Like most innovations, GPUs have precursor technologies, which provide a context to understand their development. In this particular case the historical precedent was early forms of video controllers or video cards. However it is not the graphics processing as such that is important in this case, but rather the capacity for such processors to perform floating point operations through their own internal parallel architecture. This gives rise to the field of General Purpose Computing on Graphics Processing Units, or GPGPUs.

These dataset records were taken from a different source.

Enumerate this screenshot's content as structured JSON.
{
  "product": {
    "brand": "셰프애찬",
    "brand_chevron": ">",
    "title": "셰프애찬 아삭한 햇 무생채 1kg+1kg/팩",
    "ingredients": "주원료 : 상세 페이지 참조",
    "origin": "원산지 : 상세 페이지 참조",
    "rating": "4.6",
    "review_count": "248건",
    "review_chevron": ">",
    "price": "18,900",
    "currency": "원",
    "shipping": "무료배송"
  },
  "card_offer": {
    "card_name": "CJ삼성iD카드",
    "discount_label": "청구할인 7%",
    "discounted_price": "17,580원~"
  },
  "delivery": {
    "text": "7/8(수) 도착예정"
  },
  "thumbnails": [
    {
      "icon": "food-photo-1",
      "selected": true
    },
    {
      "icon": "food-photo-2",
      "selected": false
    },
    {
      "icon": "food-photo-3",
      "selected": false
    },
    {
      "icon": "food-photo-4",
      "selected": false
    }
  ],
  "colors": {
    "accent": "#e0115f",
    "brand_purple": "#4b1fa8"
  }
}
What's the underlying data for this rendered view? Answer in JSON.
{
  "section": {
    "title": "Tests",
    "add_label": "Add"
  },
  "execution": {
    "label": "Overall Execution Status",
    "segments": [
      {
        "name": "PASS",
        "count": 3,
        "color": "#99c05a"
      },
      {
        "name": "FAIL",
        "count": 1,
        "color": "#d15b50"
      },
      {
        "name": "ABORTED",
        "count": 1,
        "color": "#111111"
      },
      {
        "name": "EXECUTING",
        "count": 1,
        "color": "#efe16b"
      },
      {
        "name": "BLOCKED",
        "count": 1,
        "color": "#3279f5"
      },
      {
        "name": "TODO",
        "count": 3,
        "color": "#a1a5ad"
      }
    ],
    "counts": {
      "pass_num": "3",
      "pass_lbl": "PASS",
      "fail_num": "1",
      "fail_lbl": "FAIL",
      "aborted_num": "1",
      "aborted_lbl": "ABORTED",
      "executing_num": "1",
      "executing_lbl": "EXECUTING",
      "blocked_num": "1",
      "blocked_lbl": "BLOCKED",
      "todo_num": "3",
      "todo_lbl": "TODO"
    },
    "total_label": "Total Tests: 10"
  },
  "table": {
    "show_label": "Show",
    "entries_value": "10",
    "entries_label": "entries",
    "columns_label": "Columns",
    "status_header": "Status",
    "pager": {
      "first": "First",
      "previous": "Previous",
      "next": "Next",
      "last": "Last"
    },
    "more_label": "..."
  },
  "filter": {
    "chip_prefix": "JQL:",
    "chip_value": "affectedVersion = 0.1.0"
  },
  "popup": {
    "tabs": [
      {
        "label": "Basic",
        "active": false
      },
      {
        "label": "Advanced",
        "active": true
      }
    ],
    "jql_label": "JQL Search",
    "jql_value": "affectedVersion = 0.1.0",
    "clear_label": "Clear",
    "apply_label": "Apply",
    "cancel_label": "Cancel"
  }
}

However, not all is sweetness and light. There is still a dearth of software written that utilised GPUs, but where it has been written (e.g., the CUDA version of NAMD) it is very good; indeed blazingly fast. So whilst software development needs to be undertaken in there, the hardware developments is making it clear as day where the future lies; Robert Faber, in characteristic bluntness, spells it out:
Legacy applications and research efforts that do not invest in multi-threaded software will not benefit from modern multi-core processors, because single-threaded and poorly scaling software will not be able to utilize extra processor cores. As a result, computational performance will plateau at or near current levels, placing the projects that depend on these legacy applications at risk of both stagnation and loss of competitiveness.... To put this in very concrete terms, any teenager (or research effort) from Beijing, China, to New Delhi, India, can purchase a teraflop-capable graphics processor and start developing and testing massively parallel applications.
Of course, GPUs are invariably on-board or (usually better quality) a separate card with their own dedicated memory and so forth. It should be obvious that this implies some additional latency and processing. So perhaps it comes to no surprise to discover that using ARM RISC architecture, that Nvidiais going to produce a "Fusion architectural approach that marries x86 CPUs with ATI GPUs on-chip."